OBJECTIVE: To determine the prevalence of marijuana exposure in a cohort of children hospitalized with bronchiolitis.
DESIGN/METHODS: This was a secondary analysis of a study of children ages 1 month to 2 years hospitalized with bronchiolitis in Colorado. Subjects were recruited from 1/2013 to 4/2014; recreational marijuana was legalized in Colorado on 1/1/14. Parents completed a survey about their child's health and demographics. We added a question on marijuana use by contacts in 10/2013. Urine samples were sent to the CDC for analysis of cotinine using LC/MS/MS (LOD 0.03 ng/mL) and marijuana metabolites including COOH-THC (LOD 0.015 ng/mL). All analyses were done using SAS, and the study was approved by the Colorado Multiple Institutional Review Board.
RESULTS: We initially enrolled 99 of 180 eligible participants (55%). 43 urine samples were available for testing for this analysis. Most (77%) of the subjects were male, and 58% were less than 1 year of age. All were residents of Colorado. Of the 25 children who were assessed for exposure to marijuana users, 16% reported contact.
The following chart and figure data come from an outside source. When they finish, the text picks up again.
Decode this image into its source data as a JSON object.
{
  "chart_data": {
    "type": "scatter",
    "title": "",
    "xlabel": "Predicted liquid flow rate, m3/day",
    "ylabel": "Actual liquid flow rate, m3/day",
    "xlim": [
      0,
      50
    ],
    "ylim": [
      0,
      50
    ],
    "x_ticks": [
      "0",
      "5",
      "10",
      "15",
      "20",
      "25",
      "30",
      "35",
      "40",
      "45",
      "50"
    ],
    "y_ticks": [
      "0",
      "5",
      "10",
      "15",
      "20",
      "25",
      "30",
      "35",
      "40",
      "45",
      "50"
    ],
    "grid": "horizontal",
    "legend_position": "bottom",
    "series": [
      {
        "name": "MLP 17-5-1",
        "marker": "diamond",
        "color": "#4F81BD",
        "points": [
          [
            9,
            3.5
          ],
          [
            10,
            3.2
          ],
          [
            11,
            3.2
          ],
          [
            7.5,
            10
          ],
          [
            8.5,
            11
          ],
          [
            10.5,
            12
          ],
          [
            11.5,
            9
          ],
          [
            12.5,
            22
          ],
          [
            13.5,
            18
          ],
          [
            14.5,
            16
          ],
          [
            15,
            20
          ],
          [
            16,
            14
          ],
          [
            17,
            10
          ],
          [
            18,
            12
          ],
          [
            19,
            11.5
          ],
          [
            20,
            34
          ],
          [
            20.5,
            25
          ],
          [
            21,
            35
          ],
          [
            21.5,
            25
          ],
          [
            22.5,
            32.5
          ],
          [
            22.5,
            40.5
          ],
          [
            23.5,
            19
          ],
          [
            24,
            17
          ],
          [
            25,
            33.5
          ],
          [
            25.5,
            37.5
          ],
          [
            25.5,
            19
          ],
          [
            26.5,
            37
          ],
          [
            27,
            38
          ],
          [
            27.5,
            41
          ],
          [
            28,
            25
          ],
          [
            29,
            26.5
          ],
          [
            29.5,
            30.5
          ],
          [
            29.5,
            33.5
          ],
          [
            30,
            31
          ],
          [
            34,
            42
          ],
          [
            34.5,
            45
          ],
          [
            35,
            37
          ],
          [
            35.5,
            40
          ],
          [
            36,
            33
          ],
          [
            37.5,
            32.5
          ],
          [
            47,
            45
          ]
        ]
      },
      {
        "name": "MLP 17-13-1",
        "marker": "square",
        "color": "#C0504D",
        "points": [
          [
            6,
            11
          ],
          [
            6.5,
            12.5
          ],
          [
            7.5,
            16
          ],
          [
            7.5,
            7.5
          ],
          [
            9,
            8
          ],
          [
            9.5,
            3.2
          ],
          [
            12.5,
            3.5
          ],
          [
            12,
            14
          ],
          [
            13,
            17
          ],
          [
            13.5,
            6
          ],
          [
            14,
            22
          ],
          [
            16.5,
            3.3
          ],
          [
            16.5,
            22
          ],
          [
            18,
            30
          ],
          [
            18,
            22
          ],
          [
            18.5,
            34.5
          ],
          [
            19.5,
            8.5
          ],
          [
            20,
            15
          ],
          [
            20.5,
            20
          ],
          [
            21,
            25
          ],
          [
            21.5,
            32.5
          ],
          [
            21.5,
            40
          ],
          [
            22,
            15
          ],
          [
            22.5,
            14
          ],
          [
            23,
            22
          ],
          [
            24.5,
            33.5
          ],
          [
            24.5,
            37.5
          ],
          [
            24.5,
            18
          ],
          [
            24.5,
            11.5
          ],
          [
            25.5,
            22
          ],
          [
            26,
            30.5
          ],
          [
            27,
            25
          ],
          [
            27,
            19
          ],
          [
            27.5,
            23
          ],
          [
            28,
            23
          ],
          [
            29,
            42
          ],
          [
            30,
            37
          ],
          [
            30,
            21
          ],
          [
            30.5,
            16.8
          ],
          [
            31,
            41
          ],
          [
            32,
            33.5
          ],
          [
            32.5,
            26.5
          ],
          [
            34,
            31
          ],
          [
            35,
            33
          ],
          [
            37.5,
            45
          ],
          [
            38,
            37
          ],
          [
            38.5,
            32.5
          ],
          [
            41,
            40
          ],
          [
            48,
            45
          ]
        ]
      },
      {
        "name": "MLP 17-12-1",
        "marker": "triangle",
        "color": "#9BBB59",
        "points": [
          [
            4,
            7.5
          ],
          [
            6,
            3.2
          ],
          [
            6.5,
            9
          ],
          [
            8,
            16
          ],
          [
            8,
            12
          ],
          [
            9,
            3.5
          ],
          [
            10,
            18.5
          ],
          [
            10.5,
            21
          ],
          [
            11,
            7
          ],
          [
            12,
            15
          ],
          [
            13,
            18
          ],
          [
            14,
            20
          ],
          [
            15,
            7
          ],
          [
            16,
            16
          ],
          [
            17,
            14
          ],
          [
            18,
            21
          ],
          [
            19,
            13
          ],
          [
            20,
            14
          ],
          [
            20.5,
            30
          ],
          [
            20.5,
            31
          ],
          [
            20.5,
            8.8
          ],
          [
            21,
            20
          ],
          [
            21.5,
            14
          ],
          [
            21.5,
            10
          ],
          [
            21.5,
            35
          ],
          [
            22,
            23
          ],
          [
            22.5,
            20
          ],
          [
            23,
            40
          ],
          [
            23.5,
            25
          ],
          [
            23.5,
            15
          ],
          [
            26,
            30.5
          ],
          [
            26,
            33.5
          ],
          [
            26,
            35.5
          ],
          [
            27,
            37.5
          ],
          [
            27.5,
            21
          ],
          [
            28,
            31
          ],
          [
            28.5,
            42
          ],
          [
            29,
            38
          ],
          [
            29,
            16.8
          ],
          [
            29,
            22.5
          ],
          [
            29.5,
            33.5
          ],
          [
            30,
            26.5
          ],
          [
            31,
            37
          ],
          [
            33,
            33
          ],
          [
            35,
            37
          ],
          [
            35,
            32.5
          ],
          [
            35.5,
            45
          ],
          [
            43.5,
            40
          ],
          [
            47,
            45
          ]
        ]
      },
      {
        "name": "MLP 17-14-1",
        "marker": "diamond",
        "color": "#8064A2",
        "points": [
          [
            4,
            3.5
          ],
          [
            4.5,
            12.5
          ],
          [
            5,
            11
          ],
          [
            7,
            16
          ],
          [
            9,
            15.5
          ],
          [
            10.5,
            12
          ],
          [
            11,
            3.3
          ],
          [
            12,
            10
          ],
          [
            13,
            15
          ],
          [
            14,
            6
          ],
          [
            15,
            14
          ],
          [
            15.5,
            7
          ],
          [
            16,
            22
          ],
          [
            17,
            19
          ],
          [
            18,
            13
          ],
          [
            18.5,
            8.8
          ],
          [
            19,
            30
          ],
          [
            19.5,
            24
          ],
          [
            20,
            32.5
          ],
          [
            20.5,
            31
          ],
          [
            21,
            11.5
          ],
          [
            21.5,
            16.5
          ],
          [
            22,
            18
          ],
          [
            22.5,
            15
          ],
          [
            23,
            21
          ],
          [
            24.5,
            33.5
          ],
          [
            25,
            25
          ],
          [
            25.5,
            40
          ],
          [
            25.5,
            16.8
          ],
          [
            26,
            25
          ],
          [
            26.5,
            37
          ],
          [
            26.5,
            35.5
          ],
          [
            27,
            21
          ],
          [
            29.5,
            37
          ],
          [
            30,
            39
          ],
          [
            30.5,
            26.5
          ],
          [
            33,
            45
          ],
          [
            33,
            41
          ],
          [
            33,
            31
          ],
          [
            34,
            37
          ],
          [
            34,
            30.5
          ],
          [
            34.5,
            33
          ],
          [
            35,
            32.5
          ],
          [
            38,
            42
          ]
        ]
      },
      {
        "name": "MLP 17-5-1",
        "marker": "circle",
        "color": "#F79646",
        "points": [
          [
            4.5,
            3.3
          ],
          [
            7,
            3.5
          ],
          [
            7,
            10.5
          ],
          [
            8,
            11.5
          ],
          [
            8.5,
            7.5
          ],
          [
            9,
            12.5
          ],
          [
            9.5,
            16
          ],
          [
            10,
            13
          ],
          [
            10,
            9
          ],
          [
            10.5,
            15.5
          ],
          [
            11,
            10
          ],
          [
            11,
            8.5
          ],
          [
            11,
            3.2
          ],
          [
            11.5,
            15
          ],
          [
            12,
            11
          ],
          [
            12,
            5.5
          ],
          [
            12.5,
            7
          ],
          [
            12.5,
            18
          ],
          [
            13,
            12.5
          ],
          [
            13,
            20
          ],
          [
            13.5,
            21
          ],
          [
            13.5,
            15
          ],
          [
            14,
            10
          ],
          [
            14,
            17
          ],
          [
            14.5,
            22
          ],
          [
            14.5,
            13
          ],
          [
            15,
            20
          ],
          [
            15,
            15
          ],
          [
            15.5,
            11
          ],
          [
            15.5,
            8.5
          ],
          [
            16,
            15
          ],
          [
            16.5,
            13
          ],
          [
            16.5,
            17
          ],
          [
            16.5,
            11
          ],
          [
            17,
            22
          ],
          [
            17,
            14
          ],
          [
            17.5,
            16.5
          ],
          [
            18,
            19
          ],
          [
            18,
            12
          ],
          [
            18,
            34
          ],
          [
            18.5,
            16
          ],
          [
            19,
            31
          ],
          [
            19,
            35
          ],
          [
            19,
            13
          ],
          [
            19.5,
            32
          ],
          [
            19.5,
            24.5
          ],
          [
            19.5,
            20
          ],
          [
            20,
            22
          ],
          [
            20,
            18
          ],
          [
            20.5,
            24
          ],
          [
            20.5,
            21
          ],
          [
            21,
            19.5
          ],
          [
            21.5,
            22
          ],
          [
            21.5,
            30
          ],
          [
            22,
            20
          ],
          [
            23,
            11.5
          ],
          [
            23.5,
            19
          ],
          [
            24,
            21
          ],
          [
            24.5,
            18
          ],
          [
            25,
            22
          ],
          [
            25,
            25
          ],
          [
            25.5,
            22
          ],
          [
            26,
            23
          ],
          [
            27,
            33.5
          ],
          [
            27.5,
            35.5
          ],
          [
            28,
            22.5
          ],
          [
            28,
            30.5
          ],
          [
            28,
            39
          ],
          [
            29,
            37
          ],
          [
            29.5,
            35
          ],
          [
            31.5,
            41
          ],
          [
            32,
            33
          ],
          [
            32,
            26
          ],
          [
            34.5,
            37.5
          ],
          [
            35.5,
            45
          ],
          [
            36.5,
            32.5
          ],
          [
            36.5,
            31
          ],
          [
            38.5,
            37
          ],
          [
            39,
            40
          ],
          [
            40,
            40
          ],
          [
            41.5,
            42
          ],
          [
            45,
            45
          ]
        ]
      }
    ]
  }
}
COOH-THC was detectable in 16% of the samples analyzed (THC+); the range in COOH-THC concentration was .04-1.5 ng/mL, with 2 subjects having levels >1 ng/mL. More subjects were THC+ after legalization (21%) compared with before (10%) but this wasn't significant. Exposure did not differ by gender or age. Non-white children were more likely to be exposed than white children (44% vs. 9%; p<.05). Of those with household contacts using marijuana, 75% were THC+, compared to 10% of those with no reported contact (p<.05). 55% of children with cotinine >2.0 ng/mL were THC+, compared with 6% of those with lower cotinine (p<.01).
CONCLUSIONS: One in six young children in our study was exposed to marijuana. Marijuana should never been smoked in the presence of children. More research needs to be done to investigate secondhand marijuana exposure, and to track the impact of changing marijuana policy on the health and development of children.